Funnily enough, currently the "twos" subject is "Hacker News", with this article and "What I've Learned from Hacker News" both being present in the front page at the same time.



I call birthday paradox: https://en.wikipedia.org/wiki/Birthday_problem

Number of all possible topics is N, number of news on FP is 30. For example if N is 365, you would expect 70% chance that two separate items on FP mention the same topic.

Although, HN recurrence probably a bigger contributor. When a person gets reminded of some previous highly upvoted link and re-submits it. The highly upvoted link gets upvoted again and now you have two items on FP with similar keywords.


This only works if your sample space is small, whereas I'd argue the range of topics that can show up on Hacker News is nothing but ;)


I agree, but the range of topics which may be popular at any given time is narrower and two stories about a single topic are likely to trend at similar times shrinking the sample space somewhat.

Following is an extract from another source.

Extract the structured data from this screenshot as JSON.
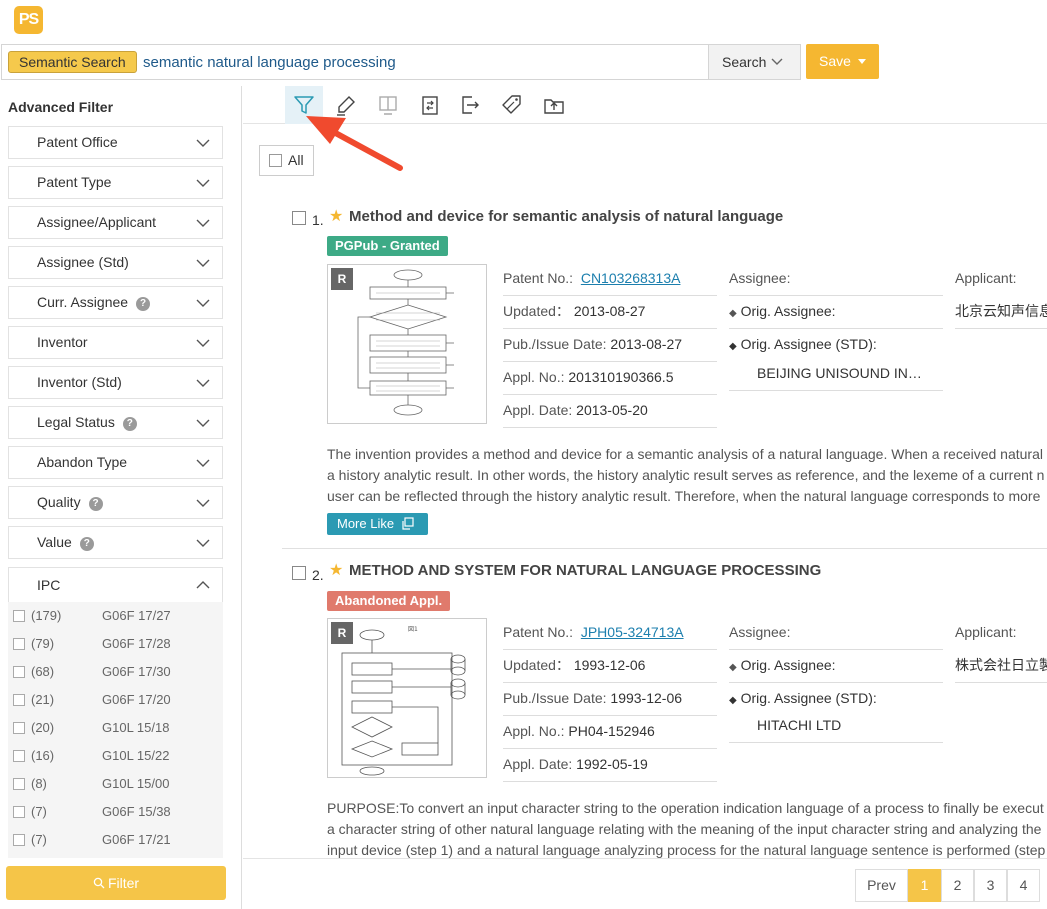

We call those copycat or follow-up posts and mostly downweight them, on the grounds that predictability makes HN less interesting.


If it's just the same theme, and not just another page on the same thing, why not encourage it instead?

Example: reddit.com/r/redditDayOf


Because front page space is the scarcest resource on HN, and there's more information in 30 distinct stories.

The natural place for follow-up links is, of course, the original thread.


Very often this is readers following some link, seeing other links from that page and submitting them.


That's how I interpret it as well. I also think interesting articles on a topic jog people's memory and cause them to re-submit interesting articles from the past on that topic.


Also often links that get mentioned in the comments of the original one.